Są też w stanie kontrolować pogodę i globalny klimat, zmieniać przebieg trzęsień ziemi i budować miasta na dnie oceanu.

Kolejny etap to opracowanie sposobu na pełne manipulowanie energią Słońca. Ludzie mogą zacząć budować kosmiczne megastruktury, takie jak Sfera Dysona, a nawet próbować wprowadzać część masy Słońca do czarnej dziury.

thehublei.com

2779 rok, rok wymarcia homo sapiens

Łańcuch poprzednich wydarzeń może doprowadzić do całkowitego zniknięcia ludzkości z Ziemi.
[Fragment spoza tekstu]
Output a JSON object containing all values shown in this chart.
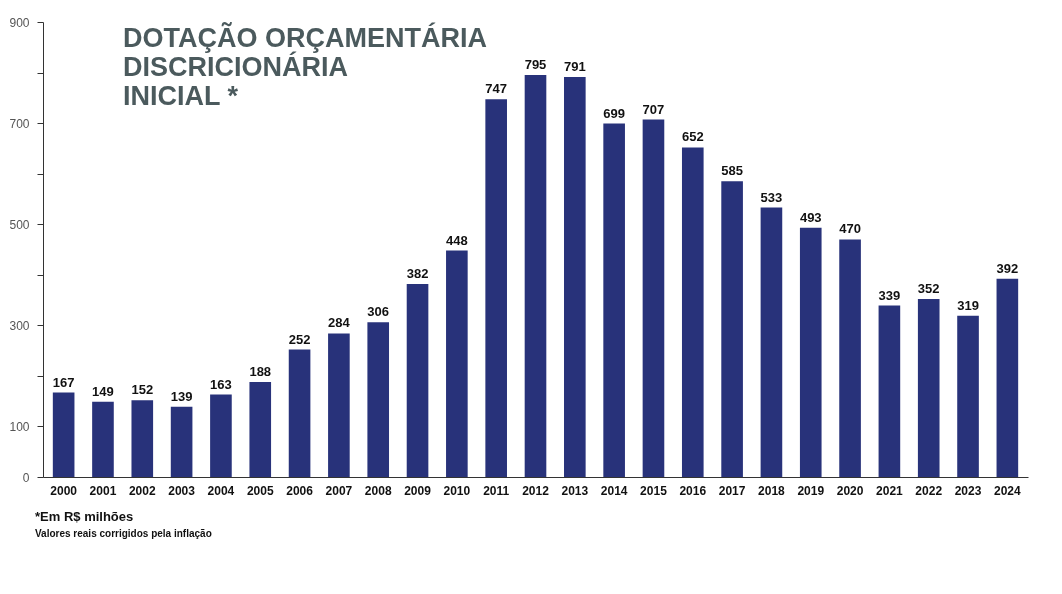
{
  "chart_data": {
    "type": "bar",
    "title": "DOTAÇÃO ORÇAMENTÁRIA DISCRICIONÁRIA INICIAL *",
    "categories": [
      "2000",
      "2001",
      "2002",
      "2003",
      "2004",
      "2005",
      "2006",
      "2007",
      "2008",
      "2009",
      "2010",
      "2011",
      "2012",
      "2013",
      "2014",
      "2015",
      "2016",
      "2017",
      "2018",
      "2019",
      "2020",
      "2021",
      "2022",
      "2023",
      "2024"
    ],
    "values": [
      167,
      149,
      152,
      139,
      163,
      188,
      252,
      284,
      306,
      382,
      448,
      747,
      795,
      791,
      699,
      707,
      652,
      585,
      533,
      493,
      470,
      339,
      352,
      319,
      392
    ],
    "color": "#28327a",
    "ylim": [
      0,
      900
    ],
    "yticks": [
      0,
      100,
      {
        "value": 200,
        "label": null
      },
      300,
      {
        "value": 400,
        "label": null
      },
      500,
      {
        "value": 600,
        "label": null
      },
      700,
      {
        "value": 800,
        "label": null
      },
      900
    ],
    "data_labels": true,
    "grid": false,
    "annotations": [
      "*Em R$ milhões",
      "Valores reais corrigidos pela inflação"
    ]
  }
}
Jednym z powodów może być przeniesienie ludzi do kolonii kosmicznych, które założyliśmy. Równie dobrze, połączenie człowieka z technologią na poziomie biologicznym może stworzyć gatunek, który nas zastąpi – nowy, zmodyfikowany metodami inżynierii biologicznej.

Ta oś czasu jest scenariuszem, który ma, tak jak wspominaliśmy na początku, 50 proc. szans na powodzenie. Tę teorię opracowali futuryści i oparta jest na statystykach oraz modelach matematycznych. Naukowcy obliczyli datę naszego wymarcia, używając podobnej techniki co marketerzy, aby przewidzieć, na jaki produkt możesz kliknąć lub na kogo będziesz głosować. Chodzi więc o prawdopodobieństwo, a nie o gwarancję. Jest też wiele innych teorii, niektóre mówią, że homo sapiens zniknie za 10 tys. lat. Więc przyszłość wcale nie musi pójść w tę stronę, chociaż kierunek zmian wydaje się bardzo prawdopodobny.